Welcoming a Queer

Micah Seppanen
Chiaroscuro Theology
5 min readApr 18, 2017

Thoughts on a Table for All

In my last post, I tried to outline some of the painful ways in which churches engage with queer individuals. In today’s post, I will attempt to flesh out some thoughts and ideas our group had on what a true and welcoming invitation to church requires. I write this in a place of continued wondering and questioning on these topics. I honestly am not sure that I’ve landed on a place of surety or not.

This came about in discussion of chapters 4 of Bessel Van Der Kolk’s The Body Keeps the Score and Marcia Mount Shoop and Mary Mclintock-Fulkerson’s article “Transforming Memory: Re-membering Eucharist”. A few thoughts from James Alison’s On Being Liked were also thrown in.

To begin, I want to re-iterate the felt experience of many queer Christians in relation to “welcoming” stances of churches. These positions often state “all are welcome” with no additional context, explanation, or discourse. Upon further investigation, one may then find rules and disciplines regarding limitations on leadership, sacrament involvement, or membership if one is openly queer. This is a model of hospitality closer to Boersma’s understanding where strong boundaries are needed.

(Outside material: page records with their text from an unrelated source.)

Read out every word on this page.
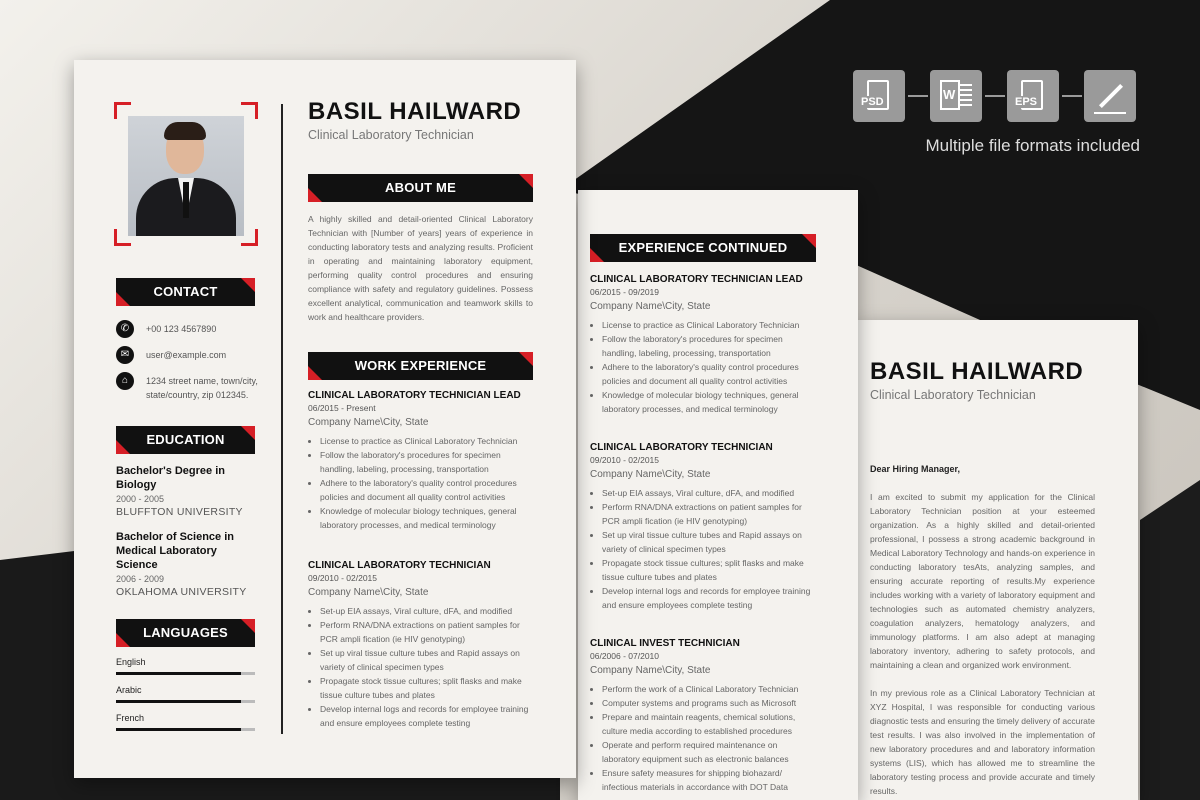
PSD	W	EPS
Multiple file formats included
BASIL HAILWARD
Clinical Laboratory Technician
Dear Hiring Manager,
I am excited to submit my application for the Clinical Laboratory Technician position at your esteemed organization. As a highly skilled and detail-oriented professional, I possess a strong academic background in Medical Laboratory Technology and hands-on experience in conducting laboratory tesAts, analyzing samples, and ensuring accurate reporting of results.My experience includes working with a variety of laboratory equipment and technologies such as automated chemistry analyzers, coagulation analyzers, hematology analyzers, and immunology platforms. I am also adept at managing laboratory inventory, adhering to safety protocols, and maintaining a clean and organized work environment.
In my previous role as a Clinical Laboratory Technician at XYZ Hospital, I was responsible for conducting various diagnostic tests and ensuring the timely delivery of accurate test results. I was also involved in the implementation of new laboratory procedures and and laboratory information systems (LIS), which has allowed me to streamline the laboratory testing process and provide accurate and timely results.
EXPERIENCE CONTINUED
CLINICAL LABORATORY TECHNICIAN LEAD
06/2015 - 09/2019
Company Name\City, State
• License to practice as Clinical Laboratory Technician
• Follow the laboratory's procedures for specimen handling, labeling, processing, transportation
• Adhere to the laboratory's quality control procedures policies and document all quality control activities
• Knowledge of molecular biology techniques, general laboratory processes, and medical terminology
CLINICAL LABORATORY TECHNICIAN
09/2010 - 02/2015
Company Name\City, State
• Set-up EIA assays, Viral culture, dFA, and modified
• Perform RNA/DNA extractions on patient samples for PCR ampli fication (ie HIV genotyping)
• Set up viral tissue culture tubes and Rapid assays on variety of clinical specimen types
• Propagate stock tissue cultures; split flasks and make tissue culture tubes and plates
• Develop internal logs and records for employee training and ensure employees complete testing
CLINICAL INVEST TECHNICIAN
06/2006 - 07/2010
Company Name\City, State
• Perform the work of a Clinical Laboratory Technician
• Computer systems and programs such as Microsoft
• Prepare and maintain reagents, chemical solutions, culture media according to established procedures
• Operate and perform required maintenance on laboratory equipment such as electronic balances
• Ensure safety measures for shipping biohazard/ infectious materials in accordance with DOT Data
CONTACT
✆	+00 123 4567890
✉	user@example.com
⌂	1234 street name, town/city, state/country, zip 012345.
EDUCATION
Bachelor's Degree in Biology
2000 - 2005
BLUFFTON UNIVERSITY
Bachelor of Science in Medical Laboratory Science
2006 - 2009
OKLAHOMA UNIVERSITY
LANGUAGES
English
Arabic
French
BASIL HAILWARD
Clinical Laboratory Technician
ABOUT ME
A highly skilled and detail-oriented Clinical Laboratory Technician with [Number of years] years of experience in conducting laboratory tests and analyzing results. Proficient in operating and maintaining laboratory equipment, performing quality control procedures and ensuring compliance with safety and regulatory guidelines. Possess excellent analytical, communication and teamwork skills to work and healthcare providers.
WORK EXPERIENCE
CLINICAL LABORATORY TECHNICIAN LEAD
06/2015 - Present
Company Name\City, State
• License to practice as Clinical Laboratory Technician
• Follow the laboratory's procedures for specimen handling, labeling, processing, transportation
• Adhere to the laboratory's quality control procedures policies and document all quality control activities
• Knowledge of molecular biology techniques, general laboratory processes, and medical terminology
CLINICAL LABORATORY TECHNICIAN
09/2010 - 02/2015
Company Name\City, State
• Set-up EIA assays, Viral culture, dFA, and modified
• Perform RNA/DNA extractions on patient samples for PCR ampli fication (ie HIV genotyping)
• Set up viral tissue culture tubes and Rapid assays on variety of clinical specimen types
• Propagate stock tissue cultures; split flasks and make tissue culture tubes and plates
• Develop internal logs and records for employee training and ensure employees complete testing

Overall, we found three key items needed to make a church truly “welcoming.” 1) We want to be liked not just loved. 2) It needs to be a space that is safe enough for us to process trauma and won’t immediately set off our warning bells. 3) Closely related to #2, a church needs to have done the hard work of processing their complacency in oppression and will need to take a look at their practices to evaluate if there are modes of oppressing/minimizing sexual minorities within them.

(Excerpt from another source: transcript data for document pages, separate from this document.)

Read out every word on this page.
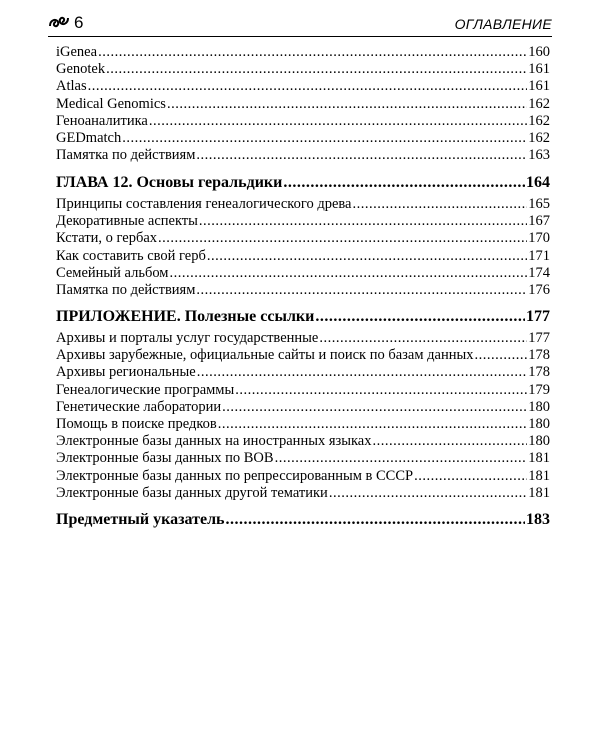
6	ОГЛАВЛЕНИЕ
iGenea .....	160
Genotek .....	161
Atlas .....	161
Medical Genomics .....	162
Геноаналитика .....	162
GEDmatch .....	162
Памятка по действиям .....	163
ГЛАВА 12. Основы геральдики .....	164
Принципы составления генеалогического древа .....	165
Декоративные аспекты .....	167
Кстати, о гербах .....	170
Как составить свой герб .....	171
Семейный альбом .....	174
Памятка по действиям .....	176
ПРИЛОЖЕНИЕ. Полезные ссылки .....	177
Архивы и порталы услуг государственные .....	177
Архивы зарубежные, официальные сайты и поиск по базам данных .....	178
Архивы региональные .....	178
Генеалогические программы .....	179
Генетические лаборатории .....	180
Помощь в поиске предков .....	180
Электронные базы данных на иностранных языках .....	180
Электронные базы данных по ВОВ .....	181
Электронные базы данных по репрессированным в СССР .....	181
Электронные базы данных другой тематики .....	181
Предметный указатель .....	183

For our reading group, such exclusionary practices, albeit from a place of truly attempting to be hospitable in their understanding of the word, can only inflict wounds and heartache. If we are not invited and allowed to bring the entirety of ourselves to God and community, then we begin to question if we are loved. This, is in fact, a point that James Alison brings up when differentiating “love” and “like.” For many queer Christians, we have met those who “tell us that they love gay people, and that is why they are so keen to change us.”(107) However, this sort of love implies that we are not also liked. That in order to be accepted we must first change from who we are at the present moment, and then we will be accepted. Instead, Alison pushes for the use of the word “like” as it is “rather more difficult to twist into a lie than the word ‘love’”. (107) Queers, along with everyone else, desire to find people and places were they are not just “loved” but also “liked.”

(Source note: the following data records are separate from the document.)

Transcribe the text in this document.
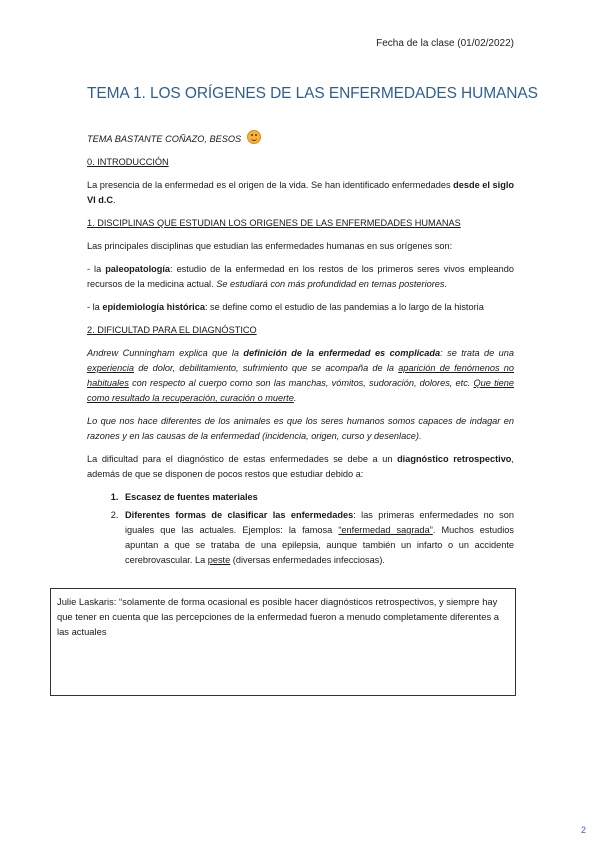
Fecha de la clase (01/02/2022)
TEMA 1. LOS ORÍGENES DE LAS ENFERMEDADES HUMANAS

TEMA BASTANTE COÑAZO, BESOS

0. INTRODUCCIÓN

La presencia de la enfermedad es el origen de la vida. Se han identificado enfermedades desde el siglo VI d.C.

1. DISCIPLINAS QUE ESTUDIAN LOS ORIGENES DE LAS ENFERMEDADES HUMANAS

Las principales disciplinas que estudian las enfermedades humanas en sus orígenes son:

- la paleopatología: estudio de la enfermedad en los restos de los primeros seres vivos empleando recursos de la medicina actual. Se estudiará con más profundidad en temas posteriores.

- la epidemiología histórica: se define como el estudio de las pandemias a lo largo de la historia

2. DIFICULTAD PARA EL DIAGNÓSTICO

Andrew Cunningham explica que la definición de la enfermedad es complicada: se trata de una experiencia de dolor, debilitamiento, sufrimiento que se acompaña de la aparición de fenómenos no habituales con respecto al cuerpo como son las manchas, vómitos, sudoración, dolores, etc. Que tiene como resultado la recuperación, curación o muerte.

Lo que nos hace diferentes de los animales es que los seres humanos somos capaces de indagar en razones y en las causas de la enfermedad (incidencia, origen, curso y desenlace).

La dificultad para el diagnóstico de estas enfermedades se debe a un diagnóstico retrospectivo, además de que se disponen de pocos restos que estudiar debido a:

1. Escasez de fuentes materiales
2. Diferentes formas de clasificar las enfermedades: las primeras enfermedades no son iguales que las actuales. Ejemplos: la famosa “enfermedad sagrada”. Muchos estudios apuntan a que se trataba de una epilepsia, aunque también un infarto o un accidente cerebrovascular. La peste (diversas enfermedades infecciosas).
Julie Laskaris: “solamente de forma ocasional es posible hacer diagnósticos retrospectivos, y siempre hay que tener en cuenta que las percepciones de la enfermedad fueron a menudo completamente diferentes a las actuales
2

In addition to this distinction of “love” and “like”, our group also spoke about the importance of there being safety and space for one to start healing form past trauma. In Van Der Kolk’s work, he also speaks of the heightened awareness of those who have suffered from trauma. Thus, for those queer Christians re-entering into spaces which potentially hold a significant amount of pain and hurt, they will be on high alert (potentially overreading) for signs of imminent rejection and/or threat. Additionally, if this over-sensitization is to ever end, there needs to be the space for them to actually know that they are safe and actually welcome. (60–73)This would be hard to accomplish if one were to encounter small (yet repeated) reminders of one’s lower status within the church community. It could also be difficult if one senses that the church isn’t even quite aware of where they stand on questions regarding queer Christians. Silence can produce more anxiety than a clearly exclusionary policy. It might raise the question of “Will they eventually decide to kick me out? Am I actually welcome here? How long until they decide to kick me out?” Such questions and fears may not be based on a reality, but for many queer Christians, it is difficult to leave such questions of trauma in the past as they easily project into the now.

Somewhat related, the last realm of our conversation focused on an article related to Eucharist and a table “for all.” This article, by Shoop and Fulkerson, stresses that simply stating “welcome” or “for all” does not and cannot undo past grievances and complacency regarding oppression and marginalization. (It is important to note that this article was specifically written in regards to white churches “welcoming” black people and then being baffled as to why none came. However, our group found connection in some of the ways more conservative churches can treat LGBT people.) The article stressed that just stating “all are welcome” is a washing over the damage. “Welcoming” becomes an easy out to avoid hard, painful conversations where congregations own up to their complacency and part of systematic modes of oppression. The church can “open its doors to the gays” and then wonder why none show up. This might be that the “welcoming” was nothing more than a word or slogan. No processing within the church occurred, no questioning of church practices, advertisement, etc. was considered. Oftentimes, a “welcoming” stance is built off the fact that “our Eucharistic habits have created the expectation that we have a shared story and that we embody this shared story in our Eucharistic practice.” (145) Here, we find great contention as queers. Our stories are often different than those of our cis, straight friends and neighbors. Even within the queer community, we are all coming to the table carrying different degrees of privilege and disprivilege. There may be practices or modes of operating within a church that are simply counter-hospitable to queers. Thus, a church needs to do the hard work of evaluating itself to see if any changes are needed before they can be truly deemed welcoming.